Sir: Given that necessity is the biggest incentive to language acquisition (letter, 19 March), could we not have a few terrestrial digital television channels dedicated to relaying some of the best European television? Who knows, they might even get more viewers than BBC3 and 4 put together.

Going digital for such a service would be worth the slight loss in picture quality, just to watch the evening news in French and see the world from another perspective.

DAVID NOWELL
New Barnet, Hertfordshire

Commons challenge

Sir: There is a simple reason why we cannot have an elected second chamber at present (report, 19 March). Virtually every possible method of electing a second chamber would produce a more representative body than the House of Commons. Any elected second chamber would challenge the legitimacy of the Commons. We need to reform our system for electing MPs and then deal with the House of Lords.

ANDREW GRAND
Newport , Isle of Wight

Gaelic streets

Sir: I was saddened to read that residents in Fort William did not want their streets given Gaelic names (report, 13 March).

Having walked the mountains in this beautiful area I was impressed with the local people's pride in their culture and history, and especially impressed that so many would help us pronounce some of the ranges with Gaelic names.

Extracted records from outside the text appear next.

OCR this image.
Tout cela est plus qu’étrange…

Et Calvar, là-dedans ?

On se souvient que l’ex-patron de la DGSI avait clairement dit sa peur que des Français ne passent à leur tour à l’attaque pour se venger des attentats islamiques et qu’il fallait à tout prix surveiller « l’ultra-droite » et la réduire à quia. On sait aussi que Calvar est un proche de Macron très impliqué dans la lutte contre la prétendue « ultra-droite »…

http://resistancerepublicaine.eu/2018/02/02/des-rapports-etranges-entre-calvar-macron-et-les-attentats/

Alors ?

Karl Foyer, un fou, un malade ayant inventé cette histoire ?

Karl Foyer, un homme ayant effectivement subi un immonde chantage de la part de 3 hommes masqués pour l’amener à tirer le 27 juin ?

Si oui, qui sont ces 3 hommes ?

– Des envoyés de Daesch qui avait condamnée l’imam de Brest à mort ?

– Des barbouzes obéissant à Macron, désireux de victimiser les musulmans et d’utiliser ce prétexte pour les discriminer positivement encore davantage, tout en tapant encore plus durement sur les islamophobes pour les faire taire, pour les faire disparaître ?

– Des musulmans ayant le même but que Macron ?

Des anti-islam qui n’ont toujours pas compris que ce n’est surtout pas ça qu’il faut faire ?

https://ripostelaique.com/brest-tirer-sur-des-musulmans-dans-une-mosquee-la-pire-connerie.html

Have things changed so much in a few years that people no longer care for their own culture which makes Scotland such an interesting place to visit?

CHRIS MCDONNEL
Sydney, Australia

Irritating signs

Sir: The advice by the Metropolitan Police not to do anything about suspicious packages (letter, 17 March) reminds me of other annoying signs. I am barred from my local "recycling centre" by an edict which states "children must be kept in your car"; my family is grown up and I have no wish to be accused of kidnapping: and on an adjacent road the instruction is to "queue in both lanes" - lorries and buses frequently do but cyclists have great difficulty.